Wie Eltern wissen eines ganz genau: Kinder unterscheiden sich in ihrem Temperament. Einige Babys sind entspannter, während andere ängstlicher sind, manche sind Schreier, andere nicht … und so weiter und so fort.
Angst ist nur dann ein Problem, wenn sie die kognitive, emotionale oder soziale Entwicklung eines Kindes beeinträchtigt. (Wichtiger Hinweis: Wenn du dahingehend Hinweise bei deinem Kind bemerkst, solltest du dich mit deinem Kind an fachlich dafür ausgebildete Menschen wie Kinderarzt oder Jugendtherapeuten wenden.)
Schauen wir einmal darauf, worüber sich Kinder überhaupt Sorgen machen.
Es ist doch die einfachste Zeit des Lebens, oder?
(Und wahrscheinlich denkst du gerade darüber nach, wie einfach die Dinge in deiner eigenen Kindheit waren…? Jedenfalls scheint es dir jetzt so!)
Angst von Kindern ist jedoch eine Tatsache, die mit der Entwicklung unseres Gehirns zu tun hat. Um präzise zu sein: mit der Geschwindigkeit mit der sich ihr Gehirn entwickelt.
Während dieser Zeit nimmt das Kind eine große Menge äußerer Reize auf – und versucht diese zu interpretieren: die Umgebung, Menschen, Orte und Dinge. Angst vor dem Unbekannten ist zudem ein sehr natürlicher Teil des Erwachsenwerdens. Es ist fest mit einem primitiven Teil des Gehirns, der Amygdala, verbunden.
Um die Sache noch komplizierter zu gestalten, entwickelt sich die Fähigkeit, mit Angstzuständen und Sorgen umzugehen, erst NACH der Pubertät.

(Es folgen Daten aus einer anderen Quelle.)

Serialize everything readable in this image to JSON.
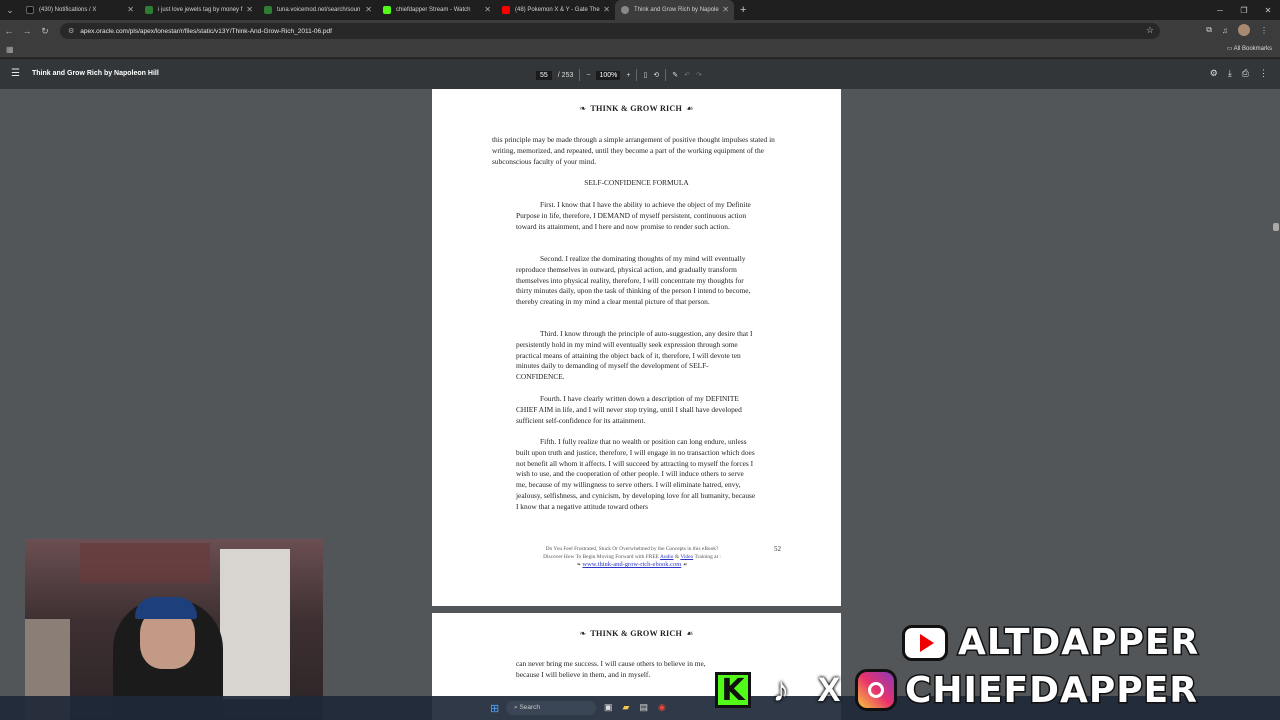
{
  "browser": {
    "tabs": [
      {
        "label": "(430) Notifications / X",
        "color": "#111111"
      },
      {
        "label": "i just love jewels tag by money f",
        "color": "#2e7d32"
      },
      {
        "label": "tuna.voicemod.net/search/soun",
        "color": "#2e7d32"
      },
      {
        "label": "chiefdapper Stream - Watch",
        "color": "#53fc18"
      },
      {
        "label": "(48) Pokemon X & Y - Gate The",
        "color": "#ff0000"
      },
      {
        "label": "Think and Grow Rich by Napole",
        "color": "#888888"
      }
    ],
    "url": "apex.oracle.com/pls/apex/lonestar/r/files/static/v13Y/Think-And-Grow-Rich_2011-06.pdf",
    "all_bookmarks": "All Bookmarks"
  },
  "pdf_toolbar": {
    "title": "Think and Grow Rich by Napoleon Hill",
    "page_current": "55",
    "page_total": "/ 253",
    "zoom": "100%"
  },
  "page1": {
    "header": "THINK & GROW RICH",
    "intro": "this principle may be made through a simple arrangement of positive thought impulses stated in writing, memorized, and repeated, until they become a part of the working equipment of the subconscious faculty of your mind.",
    "formula_title": "SELF-CONFIDENCE FORMULA",
    "paragraphs": [
      "First. I know that I have the ability to achieve the object of my Definite Purpose in life, therefore, I DEMAND of myself persistent, continuous action toward its attainment, and I here and now promise to render such action.",
      "Second. I realize the dominating thoughts of my mind will eventually reproduce themselves in outward, physical action, and gradually transform themselves into physical reality, therefore, I will concentrate my thoughts for thirty minutes daily, upon the task of thinking of the person I intend to become, thereby creating in my mind a clear mental picture of that person.",
      "Third. I know through the principle of auto-suggestion, any desire that I persistently hold in my mind will eventually seek expression through some practical means of attaining the object back of it, therefore, I will devote ten minutes daily to demanding of myself the development of SELF-CONFIDENCE.",
      "Fourth. I have clearly written down a description of my DEFINITE CHIEF AIM in life, and I will never stop trying, until I shall have developed sufficient self-confidence for its attainment.",
      "Fifth. I fully realize that no wealth or position can long endure, unless built upon truth and justice, therefore, I will engage in no transaction which does not benefit all whom it affects. I will succeed by attracting to myself the forces I wish to use, and the cooperation of other people. I will induce others to serve me, because of my willingness to serve others. I will eliminate hatred, envy, jealousy, selfishness, and cynicism, by developing love for all humanity, because I know that a negative attitude toward others"
    ],
    "footer_line1": "Do You Feel Frustrated, Stuck Or Overwhelmed by the Concepts in this eBook?",
    "footer_line2_a": "Discover How To Begin Moving Forward with FREE",
    "footer_audio": "Audio",
    "footer_amp": "&",
    "footer_video": "Video",
    "footer_line2_b": "Training at :",
    "footer_url": "www.think-and-grow-rich-ebook.com",
    "page_number": "52"
  },
  "page2": {
    "header": "THINK & GROW RICH",
    "line1": "can never bring me success. I will cause others to believe in me,",
    "line2": "because I will believe in them, and in myself."
  },
  "overlay": {
    "youtube_handle": "ALTDAPPER",
    "social_handle": "CHIEFDAPPER"
  },
  "taskbar": {
    "search_label": "Search"
  }
}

Das Gehirn wächst von 0 bis 6 Jahren schneller als zu jeder anderen Zeit im Leben, was zusätzlichen Zündstoff in Punkto Angst verursacht. In der Pubertät „baut“ es sich zu 90% um: erneut demnach Prime Time in Sachen fehlende Stresskompetenz.
“Worüber sorgen sich Kinder?”
Kinder und Kleinkinder (0-2 Jahre)
– von ihren Eltern getrennt sein.
Hier ist der Grund: Bis etwa 8 bis 10 Monate glauben Babys, dass das, was vorübergehend verschwunden ist, einfach verschwindet. Wenn du zum Beispiel den Raum verlässt, glaubt dein Kind, du wärst für immer verschwunden! Später wissen sie, dass du irgendwo bist – und beginnen die Angst vor der Trennung zu spüren. Sie lieben dich schließlich!
– Laute Geräusche
Hier ist der Grund dafür: Das Gehirn des Babys ist sehr empfindlich gegenüber Informationsüberflutung (und sensorischer Überlastung). Ein lautes Geräusch (oder “verblüffendes” Gefühl) versetzt ihr empfindliches Gehirn in Alarmbereitschaft.
– Außerhalb der Kontrolle
Hier ist der Grund: Kinder haben jetzt ein zunehmendes Bedürfnis nach Kontrolle über ihre Umgebung. Alles, was außerhalb ihrer Kontrolle zu stehen scheint (etwa ein hupendes Auto), kann erschreckend wirken.
Kindergarten (3-5 Jahre)
-Angst vor der Dunkelheit / nachts allein zu sein
Hier ist der Grund: Kinder im Vorschulalter haben es schwer, die Phantasie von der Realität zu trennen („Siehst du auch all diese Superhelden?“). Wenn ein Kind Dunkelheit mit etwas Unheimlichem in Verbindung bringt, kommt es wahrscheinlich nachts in Dein Bett. Dann ist die Welt wieder in Ordnung- zumindest für dein Kind 😉.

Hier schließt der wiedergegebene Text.